I found a way to speak my story.
My story, that tale distilled by countless idiots speaking sound and fury and yet signifying nothing because no one was listening, became hidden in other words. Fiction that holds more truth than I knew when I wrote it. Somewhere deep inside my mind, amid lost memories and hidden pain, something alchemical goes on and transmutes those shreds of ancient story that make up my story into tales than others can read and find a way of freeing their stories.
In some ways the song holds a key to explaining quite why it is so important to find and speak your story. “Years go by, will I still be waiting for somebody else to understand… years go by, will I choke on my tears till finally there is nothing left,” tell of the awful isolation of not being understood and valued, of being alone with our experiences, our thoughts. If another human soul understands us, our story, then perhaps we are not freaks, not outcasts and perhaps our story has value.
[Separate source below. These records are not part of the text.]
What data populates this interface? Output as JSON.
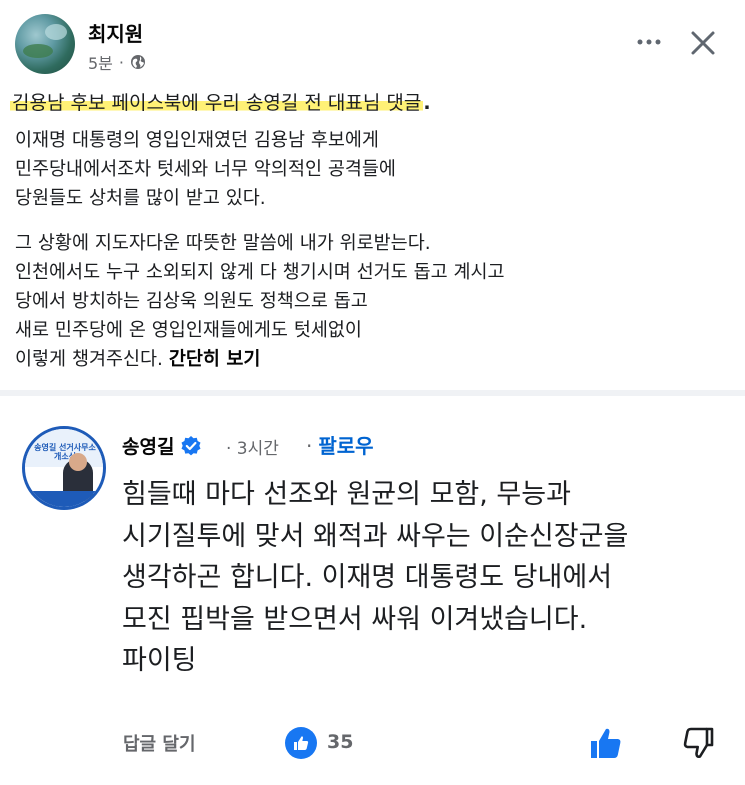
{
  "post": {
    "author": "최지원",
    "time": "5분",
    "separator": "·",
    "highlight": "김용남 후보 페이스북에 우리 송영길 전 대표님 댓글",
    "highlight_period": ".",
    "para1": [
      "이재명 대통령의 영입인재였던 김용남 후보에게",
      "민주당내에서조차 텃세와 너무 악의적인 공격들에",
      "당원들도 상처를 많이 받고 있다."
    ],
    "para2": [
      "그 상황에 지도자다운 따뜻한 말씀에 내가 위로받는다.",
      "인천에서도 누구 소외되지 않게 다 챙기시며 선거도 돕고 계시고",
      "당에서 방치하는 김상욱 의원도 정책으로 돕고",
      "새로 민주당에 온 영입인재들에게도 텃세없이"
    ],
    "para2_last": "이렇게 챙겨주신다.",
    "see_more": "간단히 보기"
  },
  "comment": {
    "author": "송영길",
    "time": "· 3시간",
    "follow_dot": "·",
    "follow": "팔로우",
    "lines": [
      "힘들때 마다 선조와 원균의 모함, 무능과",
      "시기질투에 맞서 왜적과 싸우는 이순신장군을",
      "생각하곤 합니다. 이재명 대통령도 당내에서",
      "모진 핍박을 받으면서 싸워 이겨냈습니다.",
      "파이팅"
    ],
    "reply": "답글 달기",
    "like_count": "35",
    "avatar_text": "송영길 선거사무소 개소식"
  },
  "colors": {
    "accent": "#1877f2",
    "follow": "#0064d1",
    "muted": "#65676b",
    "highlight": "#fff176"
  },
  "icons": [
    "globe-icon",
    "more-icon",
    "close-icon",
    "verified-icon",
    "like-reaction-icon",
    "thumb-up-icon",
    "thumb-down-icon"
  ]
}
Some are decrying the ease with which a person may publish a book, either as an e-book or as a hard-copy or both, citing the wave of dross emerging and drowning the more worthwhile works in a sea of millions of words. I don’t agree. Yes, there are some pretty dire books out there. Mine may be considered among them, by some. Yet the chance to have your story seen and understood by another human soul is unprecedented in human history. Ordinary folks, without publishing connections and opportunities can have their story read by people who might otherwise never hear of them. Yes, it makes it harder for good books to be found, yet, for a long while I’d found the offerings by the traditional gatekeepers of publishing bland and oddly homogenised, at a greater remove from the author’s original vision of what their story was to have been. Yes, self-published books often seem to need an editor, or at least a better copy editor. They’re not perfect, and nor really should they be expected to be, just as us ladies are not modern Disney princesses capable of everything and anything and with PERFECT nails. Just as Disney has sold us a lie and we have swallowed it whole, so too has the publishing world. There is a template we’ve started to believe makes a book perfect and when we recoil from a book because it doesn’t fit that template, it’s time to start asking questions why.
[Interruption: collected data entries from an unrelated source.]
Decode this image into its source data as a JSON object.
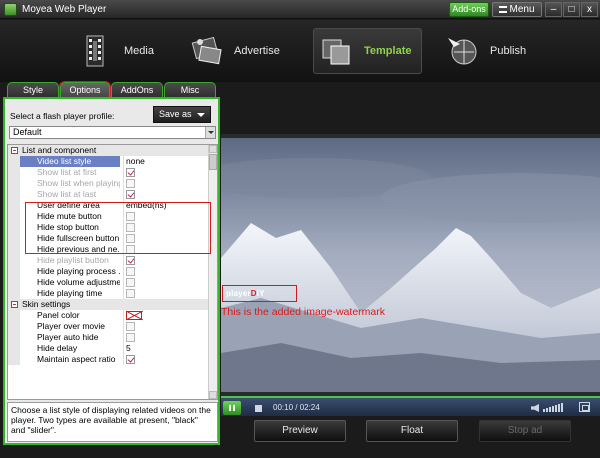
{
  "window": {
    "title": "Moyea Web Player",
    "addons_label": "Add-ons",
    "menu_label": "Menu",
    "minimize_label": "–",
    "maximize_label": "□",
    "close_label": "x"
  },
  "toolbar": {
    "items": [
      {
        "label": "Media",
        "icon": "film-icon",
        "active": false
      },
      {
        "label": "Advertise",
        "icon": "advertise-icon",
        "active": false
      },
      {
        "label": "Template",
        "icon": "template-icon",
        "active": true
      },
      {
        "label": "Publish",
        "icon": "publish-icon",
        "active": false
      }
    ],
    "active_color": "#8fd34a"
  },
  "tabs": [
    {
      "label": "Style",
      "active": false
    },
    {
      "label": "Options",
      "active": true
    },
    {
      "label": "AddOns",
      "active": false
    },
    {
      "label": "Misc",
      "active": false
    }
  ],
  "profile": {
    "label": "Select a flash player profile:",
    "save_as_label": "Save as",
    "selected": "Default"
  },
  "properties": {
    "categories": [
      {
        "name": "List and component",
        "rows": [
          {
            "name": "Video list style",
            "type": "text",
            "value": "none",
            "selected": true
          },
          {
            "name": "Show list at first",
            "type": "check",
            "checked": true,
            "disabled": true
          },
          {
            "name": "Show list when playing",
            "type": "check",
            "checked": false,
            "disabled": true
          },
          {
            "name": "Show list at last",
            "type": "check",
            "checked": true,
            "disabled": true
          },
          {
            "name": "User define area",
            "type": "text",
            "value": "embed(hs)"
          },
          {
            "name": "Hide mute button",
            "type": "check",
            "checked": false
          },
          {
            "name": "Hide stop button",
            "type": "check",
            "checked": false
          },
          {
            "name": "Hide fullscreen button",
            "type": "check",
            "checked": false
          },
          {
            "name": "Hide previous and ne...",
            "type": "check",
            "checked": false
          },
          {
            "name": "Hide playlist button",
            "type": "check",
            "checked": true,
            "disabled": true
          },
          {
            "name": "Hide playing process ...",
            "type": "check",
            "checked": false
          },
          {
            "name": "Hide volume adjustme...",
            "type": "check",
            "checked": false
          },
          {
            "name": "Hide playing time",
            "type": "check",
            "checked": false
          }
        ]
      },
      {
        "name": "Skin settings",
        "rows": [
          {
            "name": "Panel color",
            "type": "swatch",
            "value": "none"
          },
          {
            "name": "Player over movie",
            "type": "check",
            "checked": false
          },
          {
            "name": "Player auto hide",
            "type": "check",
            "checked": false
          },
          {
            "name": "Hide delay",
            "type": "text",
            "value": "5"
          },
          {
            "name": "Maintain aspect ratio",
            "type": "check",
            "checked": true
          }
        ]
      }
    ],
    "description": "Choose a list style of displaying related videos on the player. Two types are available at present, \"black\" and \"slider\"."
  },
  "preview": {
    "watermark_logo_text": "playerDiY",
    "watermark_caption": "This is the added image-watermark",
    "caption_color": "#e01818"
  },
  "player": {
    "time": "00:10 / 02:24",
    "progress_fraction": 0.07,
    "accent_color": "#4ec24a"
  },
  "buttons": {
    "preview_label": "Preview",
    "float_label": "Float",
    "stop_ad_label": "Stop ad"
  }
}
The chance to free your story, and have it heard or read is one of the most healing things imaginable. I’m not talking about cosy Agatha Christie-esque murder mysteries or thrillers or whatever written with more than half an eye on the commercial potential. I’m meaning those quirky, awkward to place, genre defying oddities that have been springing up here and there, those brainchildren of inventive, questioning, often tormented minds.
Those are the stories I want to read and write.